The July 23, 2012 event, though, would have triggered a “catastrophic effect on modern power grids and telecommunications networks,” the US space agency said. It cited a National Academy of Sciences study that estimated the impact would have been 20 times that of Hurricane Katrina, which devastated New Orleans in 2005, or some $2 trillion dollars.

The bursts came during a relatively inactive period of solar magnetic activity. This month, for instance, has been a period with remarkably few sun spots, a phenomenon scientists are still trying to understand.

'12 per cent chance'

While the 2012 storm – known as a coronal mass ejection (CME), with its billion-tonne clouds of magnetised plasma – was observed by astronomers at the time, the nature of the event and its possible impact have only reached a wider audience with the publication of scientific papers.

The chances of a solar storm with the intensity of the Carrington Event – which was more powerful that the 2012 one – hitting the Earth in the next 10 years is about 12 per cent, or one in eight, according to a paper cited by NASA by Pete Riley and published in Space Weather.

Modern societies are highly exposed to the effects of solar storms even of much lower intensity.
“We have literally ringed our planet with electric wires,” Dr Duffy said.

Although aircraft are strengthened against magnetic bursts, such as from lightning, pilots would likely have lost satellite navigational aids if the 2012 solar storm had hit the Earth. Airports would probably have lost power and communications, making landing hazardous.

“There’d be panic in the air,” Dr Duffy said.

The storm now appears to have involved two CMEs, about 10 to 15 minutes apart, according to University of California Berkeley space physicist Janet Luhmann and Ying Liu, writing in Nature Communications.

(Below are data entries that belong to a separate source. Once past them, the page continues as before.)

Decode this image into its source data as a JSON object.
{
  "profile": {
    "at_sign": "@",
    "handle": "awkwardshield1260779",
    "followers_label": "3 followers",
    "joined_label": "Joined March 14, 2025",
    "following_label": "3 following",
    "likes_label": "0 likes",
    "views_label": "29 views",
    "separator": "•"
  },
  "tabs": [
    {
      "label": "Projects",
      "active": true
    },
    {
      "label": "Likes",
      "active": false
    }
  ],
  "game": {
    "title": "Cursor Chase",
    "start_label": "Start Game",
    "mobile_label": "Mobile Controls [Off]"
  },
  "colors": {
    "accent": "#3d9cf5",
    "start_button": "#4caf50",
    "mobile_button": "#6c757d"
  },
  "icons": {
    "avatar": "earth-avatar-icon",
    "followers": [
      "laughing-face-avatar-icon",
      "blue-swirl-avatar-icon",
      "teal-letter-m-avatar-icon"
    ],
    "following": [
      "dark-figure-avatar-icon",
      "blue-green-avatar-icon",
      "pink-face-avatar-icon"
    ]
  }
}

Importantly, the storm passed through a region of space that had been “cleared out” by a separate CME only four days earlier, NASA said.

“As a result, the storm clouds were not decelerated as much as usual by their transit through the interplanetary medium,” NASA said.

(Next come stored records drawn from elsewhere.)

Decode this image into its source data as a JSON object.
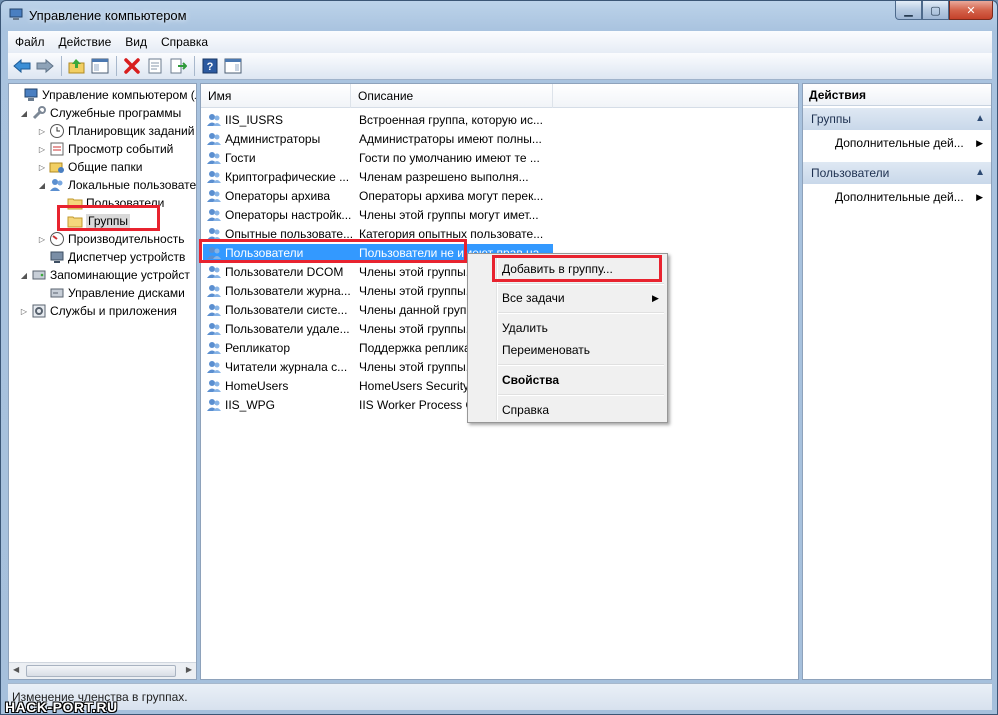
{
  "window": {
    "title": "Управление компьютером"
  },
  "menubar": {
    "items": [
      "Файл",
      "Действие",
      "Вид",
      "Справка"
    ]
  },
  "toolbar": {
    "buttons": [
      "back-icon",
      "forward-icon",
      "up-folder-icon",
      "show-hide-tree-icon",
      "delete-icon",
      "properties-icon",
      "export-list-icon",
      "help-icon",
      "action-pane-icon"
    ]
  },
  "tree": {
    "items": [
      {
        "label": "Управление компьютером (л",
        "icon": "computer-management-icon"
      },
      {
        "label": "Служебные программы",
        "icon": "tools-icon"
      },
      {
        "label": "Планировщик заданий",
        "icon": "clock-icon"
      },
      {
        "label": "Просмотр событий",
        "icon": "event-viewer-icon"
      },
      {
        "label": "Общие папки",
        "icon": "shared-folders-icon"
      },
      {
        "label": "Локальные пользовате",
        "icon": "users-icon"
      },
      {
        "label": "Пользователи",
        "icon": "folder-icon"
      },
      {
        "label": "Группы",
        "icon": "folder-icon"
      },
      {
        "label": "Производительность",
        "icon": "performance-icon"
      },
      {
        "label": "Диспетчер устройств",
        "icon": "device-manager-icon"
      },
      {
        "label": "Запоминающие устройст",
        "icon": "storage-icon"
      },
      {
        "label": "Управление дисками",
        "icon": "disk-icon"
      },
      {
        "label": "Службы и приложения",
        "icon": "services-icon"
      }
    ]
  },
  "list": {
    "columns": [
      "Имя",
      "Описание"
    ],
    "rows": [
      {
        "name": "IIS_IUSRS",
        "desc": "Встроенная группа, которую ис..."
      },
      {
        "name": "Администраторы",
        "desc": "Администраторы имеют полны..."
      },
      {
        "name": "Гости",
        "desc": "Гости по умолчанию имеют те ..."
      },
      {
        "name": "Криптографические ...",
        "desc": "Членам разрешено выполня..."
      },
      {
        "name": "Операторы архива",
        "desc": "Операторы архива могут перек..."
      },
      {
        "name": "Операторы настройк...",
        "desc": "Члены этой группы могут имет..."
      },
      {
        "name": "Опытные пользовате...",
        "desc": "Категория опытных пользовате..."
      },
      {
        "name": "Пользователи",
        "desc": "Пользователи не имеют прав на..."
      },
      {
        "name": "Пользователи DCOM",
        "desc": "Члены этой группы..."
      },
      {
        "name": "Пользователи журна...",
        "desc": "Члены этой группы..."
      },
      {
        "name": "Пользователи систе...",
        "desc": "Члены данной группы..."
      },
      {
        "name": "Пользователи удале...",
        "desc": "Члены этой группы..."
      },
      {
        "name": "Репликатор",
        "desc": "Поддержка репликации..."
      },
      {
        "name": "Читатели журнала с...",
        "desc": "Члены этой группы..."
      },
      {
        "name": "HomeUsers",
        "desc": "HomeUsers Security Group"
      },
      {
        "name": "IIS_WPG",
        "desc": "IIS Worker Process Group"
      }
    ],
    "selected_index": 7
  },
  "actions": {
    "title": "Действия",
    "sections": [
      {
        "title": "Группы",
        "item": "Дополнительные дей..."
      },
      {
        "title": "Пользователи",
        "item": "Дополнительные дей..."
      }
    ]
  },
  "context_menu": {
    "items": [
      "Добавить в группу...",
      "Все задачи",
      "Удалить",
      "Переименовать",
      "Свойства",
      "Справка"
    ]
  },
  "status": {
    "text": "Изменение членства в группах."
  },
  "watermark": {
    "text": "HACK-PORT.RU"
  },
  "colors": {
    "selection": "#3399ff",
    "highlight": "#e8232f"
  }
}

Satellite companies will be among those watching the research with interest, given the vulnerability of their equipment to bursts of solar magnetism, Swinburne’s Dr Duffy said. Early warning of a CME, particularly if it follows the path on a previous eruption, could give them time to shut down their equipment and limit damage.

For ordinary punters, “there’s nothing you can do short of unplugging your equipment” – such as computers – if you get the warning in time, Dr Duffy said.

The most resilient part of society would probably be the military, elements of which in some nations are hardened against the effects of a nuclear war. Nuclear weapons send a similar electro-magnetic burst that can fry electronics, he said.